Son président, Me Agondio Okawé estime, en outre, que la réduction du coût de la vie passe par la révision à la baisse de certaines taxes, en particulier, la TVA.
LES semaines passent et les déclarations de presse se multiplient au Parti gabonais du progrès. Hier encore, après le point de presse d'il y a quelques jours, au cours duquel il avait exhorté l'ensemble des partenaires sociaux à prendre une part active au dialogue social préconisé par le chef de l'Etat, Omar Bongo, le leader du PGP, Me Pierre-Louis Agondjo Okawé était face à la presse à Likouala, siège du PGP.
L'insécurité et les conclusions des négociations de la trêve sociale ont constitué la toile de fond de son propos.
De fait, tout en condamnant avec fermeté la recrudescence du grand banditisme avec les assassinats en série et odieux de Makalou Niaga, ressortissant malien, et de Jerôme Marteil, de nationalité française, d'une part, celle de l'artiste musicien gabonais Serge Egniga, d'autre part en moins d’un mois le leader du Parti gabonais du progrès demande au gouvernement de la République de tout faire pour élucider, "bien que la sécurité ne fasse pas partie de ses quatre priorités", ces crimes afin que soient confondus et punis, conformément à la loi, les différents commanditaires.
Pour le PGP de la manière dont seront traités ces forfaits, dépendront l'image de notre pays et celle de sa justice "aujourd'hui tant décriée à l'extérieur". Voilà pourquoi Me Agondjo suggère qu'on mette à la disposition des forces de sécurité et du pouvoir judiciaire des moyens adéquats.

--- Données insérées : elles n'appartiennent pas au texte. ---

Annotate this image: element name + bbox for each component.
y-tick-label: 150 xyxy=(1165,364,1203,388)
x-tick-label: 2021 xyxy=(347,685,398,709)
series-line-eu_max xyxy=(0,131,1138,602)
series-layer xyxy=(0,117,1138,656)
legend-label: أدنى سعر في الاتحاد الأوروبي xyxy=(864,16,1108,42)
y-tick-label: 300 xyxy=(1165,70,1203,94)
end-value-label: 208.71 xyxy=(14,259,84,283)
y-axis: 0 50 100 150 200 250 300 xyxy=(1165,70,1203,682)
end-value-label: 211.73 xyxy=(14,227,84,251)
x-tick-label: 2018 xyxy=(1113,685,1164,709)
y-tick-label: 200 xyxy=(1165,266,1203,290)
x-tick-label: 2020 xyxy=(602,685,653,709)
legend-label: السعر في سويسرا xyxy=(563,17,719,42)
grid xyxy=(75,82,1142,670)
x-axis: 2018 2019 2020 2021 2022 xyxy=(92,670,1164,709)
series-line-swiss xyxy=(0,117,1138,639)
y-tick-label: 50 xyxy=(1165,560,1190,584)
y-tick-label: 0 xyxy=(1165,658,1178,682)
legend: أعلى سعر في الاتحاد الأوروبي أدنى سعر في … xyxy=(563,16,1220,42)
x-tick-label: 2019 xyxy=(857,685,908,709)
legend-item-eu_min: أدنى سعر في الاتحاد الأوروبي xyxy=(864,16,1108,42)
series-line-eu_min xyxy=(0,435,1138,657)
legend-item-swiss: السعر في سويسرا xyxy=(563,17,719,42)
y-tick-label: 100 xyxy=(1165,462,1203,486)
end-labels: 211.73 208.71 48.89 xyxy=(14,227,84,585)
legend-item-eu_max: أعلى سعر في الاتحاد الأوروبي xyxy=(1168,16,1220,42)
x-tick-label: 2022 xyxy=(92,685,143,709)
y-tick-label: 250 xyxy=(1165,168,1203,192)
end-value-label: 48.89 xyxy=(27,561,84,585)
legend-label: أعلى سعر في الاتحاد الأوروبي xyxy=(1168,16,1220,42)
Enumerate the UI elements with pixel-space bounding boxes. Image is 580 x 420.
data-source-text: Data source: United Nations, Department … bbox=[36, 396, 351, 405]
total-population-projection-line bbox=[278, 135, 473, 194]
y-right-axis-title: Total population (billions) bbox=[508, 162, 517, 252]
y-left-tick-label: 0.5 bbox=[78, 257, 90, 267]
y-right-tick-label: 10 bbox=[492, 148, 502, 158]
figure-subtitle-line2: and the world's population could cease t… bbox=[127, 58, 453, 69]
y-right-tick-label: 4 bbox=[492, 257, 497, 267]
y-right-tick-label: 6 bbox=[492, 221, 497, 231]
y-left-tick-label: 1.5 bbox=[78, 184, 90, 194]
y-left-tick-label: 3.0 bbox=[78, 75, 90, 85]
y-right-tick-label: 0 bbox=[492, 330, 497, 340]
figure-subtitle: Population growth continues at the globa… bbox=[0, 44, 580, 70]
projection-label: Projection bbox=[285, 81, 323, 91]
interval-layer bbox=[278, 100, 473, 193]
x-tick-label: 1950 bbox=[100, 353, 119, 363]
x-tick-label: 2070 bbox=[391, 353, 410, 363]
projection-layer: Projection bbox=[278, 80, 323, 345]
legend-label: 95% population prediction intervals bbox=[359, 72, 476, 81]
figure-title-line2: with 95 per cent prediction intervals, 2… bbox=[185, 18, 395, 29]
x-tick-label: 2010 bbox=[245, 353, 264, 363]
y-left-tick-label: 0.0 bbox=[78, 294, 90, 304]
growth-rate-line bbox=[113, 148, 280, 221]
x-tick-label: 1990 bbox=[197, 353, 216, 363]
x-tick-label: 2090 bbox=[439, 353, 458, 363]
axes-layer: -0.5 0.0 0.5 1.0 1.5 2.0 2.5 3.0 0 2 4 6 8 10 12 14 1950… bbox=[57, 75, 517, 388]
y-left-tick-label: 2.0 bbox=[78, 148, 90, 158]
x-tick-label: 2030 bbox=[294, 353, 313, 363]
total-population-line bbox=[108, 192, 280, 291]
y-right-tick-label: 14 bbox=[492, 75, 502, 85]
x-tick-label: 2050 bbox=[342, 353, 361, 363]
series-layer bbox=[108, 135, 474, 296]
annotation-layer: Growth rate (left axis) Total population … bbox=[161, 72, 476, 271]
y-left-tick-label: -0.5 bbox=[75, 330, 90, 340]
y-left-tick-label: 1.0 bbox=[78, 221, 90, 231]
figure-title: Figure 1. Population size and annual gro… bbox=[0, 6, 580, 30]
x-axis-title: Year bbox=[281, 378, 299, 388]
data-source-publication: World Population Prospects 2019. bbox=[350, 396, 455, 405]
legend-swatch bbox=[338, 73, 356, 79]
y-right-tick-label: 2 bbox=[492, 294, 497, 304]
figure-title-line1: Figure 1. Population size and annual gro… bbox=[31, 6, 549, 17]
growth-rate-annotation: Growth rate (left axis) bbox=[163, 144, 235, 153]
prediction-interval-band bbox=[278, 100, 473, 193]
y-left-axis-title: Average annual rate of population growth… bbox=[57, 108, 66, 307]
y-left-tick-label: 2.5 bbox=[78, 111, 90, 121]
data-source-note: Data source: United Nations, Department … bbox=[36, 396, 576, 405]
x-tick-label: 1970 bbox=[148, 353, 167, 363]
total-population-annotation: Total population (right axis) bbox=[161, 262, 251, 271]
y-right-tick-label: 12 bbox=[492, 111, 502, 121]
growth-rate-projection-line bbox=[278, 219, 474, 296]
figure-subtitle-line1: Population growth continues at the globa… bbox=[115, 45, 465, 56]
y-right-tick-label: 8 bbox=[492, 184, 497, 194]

Tant humains que matériels, "afin que Libreville et l'ensemble du Gabon retrouvent le calme d'antan". L'insécurité, comme on le sait, est un vecteur de dislocation sociale dont le corollaire est malheureusement souvent "l'apparition des milices d'autodéfense". "L'Etat gabonais doit éviter que cela arrive chez nous en prenant bien sûr ce problème à bras-le-corps".Pierre-Louis Agondjo Okawé en a profité pour appeler l'ensemble des Gabonais à "plus de vigilance afin de préserver leurs libertés individuelles et collectives si chèrement acquises". Auparavant, Me Agondjo en présence d'autres hiérarques de sa formation po1itique, avait ouvert une parenthèse sur la trêve sociale, donnant sa "position" sur les grandes décisions qui ont été arrêtées au cours desdites négociations qui ont connu leur épilogue grâce à l'intervention personnelle du président de la République.
CONTRE-COURANT
S'agissant de la dette intérieure, le PGP a dit saluer l'engagement pris par le gouvernement de s’acquitter d'une partie de celle-ci. II espère néanmoins que cet engagement, "qui a une importance capitale pour l'emploi des Gabonais ", sera tenu jusqu'à apurement de ladite dette. Un autre point ayant trait à la réduction des prix de produits de première nécessité a aussi été évoqué.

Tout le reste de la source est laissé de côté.